As we already said we must know the series for both $\cos \theta$and $\sin \theta$.
So the maclaurin series are
${{e}^{x}}=1+x+\dfrac{{{x}^{2}}}{2!}+\dfrac{{{x}^{3}}}{3!}+\dfrac{{{x}^{4}}}{4!}+\dfrac{{{x}^{5}}}{5!}+....$
$\sin x=x-\dfrac{{{x}^{3}}}{3!}+\dfrac{{{x}^{5}}}{5!}+\dfrac{{{x}^{7}}}{7!}+\dfrac{{{x}^{9}}}{9!}+.....$
$\cos x=1-\dfrac{{{x}^{2}}}{2!}+\dfrac{{{x}^{4}}}{4!}+\dfrac{{{x}^{6}}}{6!}+\dfrac{{{x}^{8}}}{8!}+.....$
So, these are the three maclaurin series that we will use in our problem. These series are obtained by substituting the values in the above formulas given.
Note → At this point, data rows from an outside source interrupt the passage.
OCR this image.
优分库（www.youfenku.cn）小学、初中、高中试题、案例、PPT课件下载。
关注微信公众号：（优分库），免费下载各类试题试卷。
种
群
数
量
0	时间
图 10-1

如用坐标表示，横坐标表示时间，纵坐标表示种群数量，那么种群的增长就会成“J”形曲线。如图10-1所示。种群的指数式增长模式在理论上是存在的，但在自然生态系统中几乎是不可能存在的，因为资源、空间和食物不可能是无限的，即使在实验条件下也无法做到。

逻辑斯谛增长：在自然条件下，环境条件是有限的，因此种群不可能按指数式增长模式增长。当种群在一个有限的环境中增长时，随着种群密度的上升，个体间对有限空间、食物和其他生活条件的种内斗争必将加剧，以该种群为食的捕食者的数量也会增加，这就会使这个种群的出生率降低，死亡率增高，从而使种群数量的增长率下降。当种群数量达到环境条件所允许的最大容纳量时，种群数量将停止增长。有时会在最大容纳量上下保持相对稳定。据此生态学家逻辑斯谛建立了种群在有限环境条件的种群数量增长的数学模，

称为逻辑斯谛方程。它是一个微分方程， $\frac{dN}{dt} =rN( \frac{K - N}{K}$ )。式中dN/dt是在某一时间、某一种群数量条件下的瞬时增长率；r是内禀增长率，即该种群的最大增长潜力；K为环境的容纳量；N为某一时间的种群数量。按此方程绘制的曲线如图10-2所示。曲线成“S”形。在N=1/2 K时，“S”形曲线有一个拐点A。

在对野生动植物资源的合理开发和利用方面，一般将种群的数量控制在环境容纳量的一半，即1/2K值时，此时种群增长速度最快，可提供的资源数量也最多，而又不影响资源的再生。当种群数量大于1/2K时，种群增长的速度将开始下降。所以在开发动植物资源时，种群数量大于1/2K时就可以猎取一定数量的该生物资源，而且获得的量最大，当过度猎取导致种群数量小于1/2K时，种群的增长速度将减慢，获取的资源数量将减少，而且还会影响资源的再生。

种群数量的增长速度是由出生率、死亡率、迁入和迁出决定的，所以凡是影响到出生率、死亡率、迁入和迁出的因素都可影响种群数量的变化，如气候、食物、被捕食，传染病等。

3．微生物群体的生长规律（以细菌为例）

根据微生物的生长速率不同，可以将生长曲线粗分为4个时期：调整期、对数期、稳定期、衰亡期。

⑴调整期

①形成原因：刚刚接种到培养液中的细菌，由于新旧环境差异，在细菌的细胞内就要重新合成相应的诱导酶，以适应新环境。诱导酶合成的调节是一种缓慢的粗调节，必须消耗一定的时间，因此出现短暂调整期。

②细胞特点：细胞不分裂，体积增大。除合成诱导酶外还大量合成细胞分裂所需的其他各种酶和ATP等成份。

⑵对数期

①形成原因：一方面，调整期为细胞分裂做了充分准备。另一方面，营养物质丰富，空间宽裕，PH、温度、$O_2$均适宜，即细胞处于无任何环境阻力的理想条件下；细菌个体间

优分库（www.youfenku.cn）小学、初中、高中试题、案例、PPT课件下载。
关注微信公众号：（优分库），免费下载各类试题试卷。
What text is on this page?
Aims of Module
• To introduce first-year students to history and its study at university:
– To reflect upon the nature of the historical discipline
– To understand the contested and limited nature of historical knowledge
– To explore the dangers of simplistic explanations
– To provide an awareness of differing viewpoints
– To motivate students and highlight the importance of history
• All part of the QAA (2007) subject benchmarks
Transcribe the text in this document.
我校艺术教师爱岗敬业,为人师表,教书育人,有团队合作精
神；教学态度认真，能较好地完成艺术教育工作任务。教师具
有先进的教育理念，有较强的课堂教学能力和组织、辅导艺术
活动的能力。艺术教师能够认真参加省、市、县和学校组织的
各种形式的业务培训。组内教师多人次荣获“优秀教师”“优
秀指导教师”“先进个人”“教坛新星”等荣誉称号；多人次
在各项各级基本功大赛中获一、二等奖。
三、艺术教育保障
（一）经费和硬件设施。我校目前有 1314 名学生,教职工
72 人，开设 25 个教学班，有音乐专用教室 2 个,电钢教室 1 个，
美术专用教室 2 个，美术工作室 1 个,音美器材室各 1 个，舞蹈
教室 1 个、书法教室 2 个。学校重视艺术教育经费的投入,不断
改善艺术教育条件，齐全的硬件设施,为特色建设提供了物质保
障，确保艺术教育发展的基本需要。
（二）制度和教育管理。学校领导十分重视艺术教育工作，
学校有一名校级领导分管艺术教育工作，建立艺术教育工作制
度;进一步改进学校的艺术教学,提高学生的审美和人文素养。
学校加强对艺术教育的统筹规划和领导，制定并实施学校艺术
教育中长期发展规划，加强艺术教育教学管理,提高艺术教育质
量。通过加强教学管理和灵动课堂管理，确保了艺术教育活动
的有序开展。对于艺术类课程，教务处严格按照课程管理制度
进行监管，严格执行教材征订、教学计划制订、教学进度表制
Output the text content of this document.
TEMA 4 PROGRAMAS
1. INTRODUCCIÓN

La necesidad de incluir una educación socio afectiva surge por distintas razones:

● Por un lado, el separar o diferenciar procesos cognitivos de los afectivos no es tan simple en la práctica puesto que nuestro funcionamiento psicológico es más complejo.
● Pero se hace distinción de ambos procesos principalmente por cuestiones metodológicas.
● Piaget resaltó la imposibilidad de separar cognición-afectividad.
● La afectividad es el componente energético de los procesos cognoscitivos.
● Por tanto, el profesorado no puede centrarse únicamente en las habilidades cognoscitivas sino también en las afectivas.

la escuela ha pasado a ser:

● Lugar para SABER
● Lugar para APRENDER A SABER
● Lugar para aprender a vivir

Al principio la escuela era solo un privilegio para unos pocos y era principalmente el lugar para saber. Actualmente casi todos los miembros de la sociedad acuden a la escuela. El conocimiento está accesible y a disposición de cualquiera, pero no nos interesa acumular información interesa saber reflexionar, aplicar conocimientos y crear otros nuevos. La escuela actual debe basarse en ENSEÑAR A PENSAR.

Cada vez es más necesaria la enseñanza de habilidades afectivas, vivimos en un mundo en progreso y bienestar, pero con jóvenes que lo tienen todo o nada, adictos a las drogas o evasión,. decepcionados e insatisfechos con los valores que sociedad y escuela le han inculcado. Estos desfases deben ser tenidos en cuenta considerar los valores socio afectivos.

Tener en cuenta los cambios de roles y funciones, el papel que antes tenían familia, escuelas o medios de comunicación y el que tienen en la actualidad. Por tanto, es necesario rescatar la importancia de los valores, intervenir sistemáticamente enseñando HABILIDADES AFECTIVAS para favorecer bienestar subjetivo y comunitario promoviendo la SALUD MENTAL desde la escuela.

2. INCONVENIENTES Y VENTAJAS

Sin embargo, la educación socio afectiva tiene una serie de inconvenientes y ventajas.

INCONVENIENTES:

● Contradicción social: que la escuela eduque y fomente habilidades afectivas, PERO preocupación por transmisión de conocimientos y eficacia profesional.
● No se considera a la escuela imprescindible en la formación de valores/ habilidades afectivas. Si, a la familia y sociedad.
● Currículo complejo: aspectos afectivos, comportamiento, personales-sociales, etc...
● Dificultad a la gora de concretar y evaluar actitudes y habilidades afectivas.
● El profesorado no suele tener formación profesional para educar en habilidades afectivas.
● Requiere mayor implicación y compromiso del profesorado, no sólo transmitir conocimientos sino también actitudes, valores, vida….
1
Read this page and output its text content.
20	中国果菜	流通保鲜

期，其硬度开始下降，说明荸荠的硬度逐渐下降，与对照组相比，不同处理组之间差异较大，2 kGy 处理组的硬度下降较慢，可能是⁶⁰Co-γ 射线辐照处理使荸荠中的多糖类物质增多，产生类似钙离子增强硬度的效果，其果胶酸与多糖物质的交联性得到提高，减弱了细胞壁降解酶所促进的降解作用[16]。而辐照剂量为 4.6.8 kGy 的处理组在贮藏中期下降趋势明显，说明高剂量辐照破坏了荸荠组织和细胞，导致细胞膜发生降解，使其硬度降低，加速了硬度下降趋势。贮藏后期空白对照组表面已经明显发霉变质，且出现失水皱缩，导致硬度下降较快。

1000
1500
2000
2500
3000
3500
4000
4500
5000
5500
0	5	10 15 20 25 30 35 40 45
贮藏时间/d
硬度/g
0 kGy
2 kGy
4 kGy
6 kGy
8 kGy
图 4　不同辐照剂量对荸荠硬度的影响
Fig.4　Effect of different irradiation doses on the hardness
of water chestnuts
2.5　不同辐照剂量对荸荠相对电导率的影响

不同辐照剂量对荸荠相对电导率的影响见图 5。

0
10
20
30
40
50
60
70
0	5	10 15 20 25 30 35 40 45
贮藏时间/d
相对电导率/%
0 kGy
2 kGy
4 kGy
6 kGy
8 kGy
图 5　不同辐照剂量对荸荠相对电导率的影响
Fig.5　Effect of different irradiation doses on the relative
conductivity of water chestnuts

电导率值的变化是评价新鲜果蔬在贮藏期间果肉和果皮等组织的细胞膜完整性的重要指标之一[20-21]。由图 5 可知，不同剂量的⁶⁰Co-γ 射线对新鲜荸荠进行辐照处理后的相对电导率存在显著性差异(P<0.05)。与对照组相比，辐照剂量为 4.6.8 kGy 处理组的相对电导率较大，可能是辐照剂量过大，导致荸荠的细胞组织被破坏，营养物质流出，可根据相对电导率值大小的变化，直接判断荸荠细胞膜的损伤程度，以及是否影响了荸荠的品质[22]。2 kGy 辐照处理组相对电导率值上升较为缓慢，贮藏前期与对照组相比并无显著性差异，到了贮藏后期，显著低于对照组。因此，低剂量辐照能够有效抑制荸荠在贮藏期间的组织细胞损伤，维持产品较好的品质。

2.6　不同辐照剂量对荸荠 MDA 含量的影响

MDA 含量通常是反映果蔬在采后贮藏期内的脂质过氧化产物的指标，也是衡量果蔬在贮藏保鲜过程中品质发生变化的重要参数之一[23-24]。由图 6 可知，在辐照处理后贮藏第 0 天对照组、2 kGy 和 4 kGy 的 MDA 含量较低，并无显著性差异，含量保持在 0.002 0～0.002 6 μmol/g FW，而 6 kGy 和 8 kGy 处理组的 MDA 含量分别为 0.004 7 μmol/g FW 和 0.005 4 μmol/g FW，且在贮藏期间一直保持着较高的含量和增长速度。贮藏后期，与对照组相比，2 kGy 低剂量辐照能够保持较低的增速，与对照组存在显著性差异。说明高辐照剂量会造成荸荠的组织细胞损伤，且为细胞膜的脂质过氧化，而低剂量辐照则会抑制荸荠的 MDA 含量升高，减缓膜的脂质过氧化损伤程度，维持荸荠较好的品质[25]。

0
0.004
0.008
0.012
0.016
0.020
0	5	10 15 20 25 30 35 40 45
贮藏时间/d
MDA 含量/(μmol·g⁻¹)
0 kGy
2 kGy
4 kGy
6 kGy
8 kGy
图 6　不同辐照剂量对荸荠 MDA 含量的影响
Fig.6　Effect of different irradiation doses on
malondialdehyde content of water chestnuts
Now , our problem is to prove ${{e}^{i\theta }}=\cos \left( \theta \right)+i\sin \left( \theta \right)$
We already have the series of ${{e}^{x}}$ so the series of ${{e}^{i\theta }}$ will be obtained by substituting the $i\Theta$ in place of $x$ then the series will look like
${{e}^{i\theta }}=1+i\theta +\dfrac{i{{\theta }^{2}}}{2!}+\dfrac{i{{\theta }^{3}}}{3!}+\dfrac{i{{\theta }^{4}}}{4!}+\dfrac{i{{\theta }^{5}}}{5!}+....$
As we all know that ${{i}^{2}}=1$ so $i$ in even terms will become 1 then
$\Rightarrow 1+i\theta -\dfrac{{{\theta }^{2}}}{2!}-\dfrac{i{{\theta }^{3}}}{3!}+\dfrac{{{\theta }^{4}}}{4!}+\dfrac{i{{\theta }^{5}}}{5!}-\dfrac{{{\theta }^{6}}}{6!}+.....$
\Rightarrow \left\\{ 1-\dfrac{{{\theta }^{2}}}{2!}+\dfrac{{{\theta }^{4}}}{4!}-\dfrac{{{\theta }^{6}}}{6!}+... \right\\}+\left\\{ i\theta -\dfrac{i{{\theta }^{3}}}{3!}+\dfrac{i{{\theta }^{5}}}{5!}+.... \right\\}
Now taking $i$common from second term then
\Rightarrow \left\\{ 1-\dfrac{{{\theta }^{2}}}{2!}+\dfrac{{{\theta }^{4}}}{4!}-\dfrac{{{\theta }^{6}}}{6!}+... \right\\}+i\left\\{ \theta -\dfrac{{{\theta }^{3}}}{3!}+\dfrac{{{\theta }^{5}}}{5!}+.... \right\\}
We already have $\cos x$ and $\sin x$ series by substituting $\theta$ in the series
$\sin \theta =\theta -\dfrac{{{\theta }^{3}}}{3!}+\dfrac{{{\theta }^{5}}}{5!}+\dfrac{{{\theta }^{7}}}{7!}+\dfrac{{{\theta }^{9}}}{9!}+.....$
$\cos \theta =1-\dfrac{{{\theta }^{2}}}{2!}+\dfrac{{{\theta }^{4}}}{4!}+\dfrac{{{\theta }^{6}}}{6!}+\dfrac{{{\theta }^{8}}}{8!}+.....$
Here we can observe the $\cos \Theta$ and $\sin \Theta$ series same as in our equation so we substitute these in that terms place
$\Rightarrow \cos \theta +i\sin \theta$
Hence we have proved
${{e}^{i\theta }}\Rightarrow \cos \theta +i\sin \theta$
Now using this we have to get the value of ${{e}^{i\pi }}+1$
So we get
${{e}^{i\pi }}=\cos \pi +i\sin \pi$
As we already know the values of $\cos \pi =-1$ and $\sin \pi =0$
$\Rightarrow -1+0$
So, we get
${{e}^{i\pi }}+1=0$
The value of ${{e}^{i\pi }}+1$ is 0

Note:
We can solve this question in this way or we directly have an identity called Euler’s identity. Using that we can solve the problem easily. We also have to know the taylor and maclaurin series formulas to solve this question.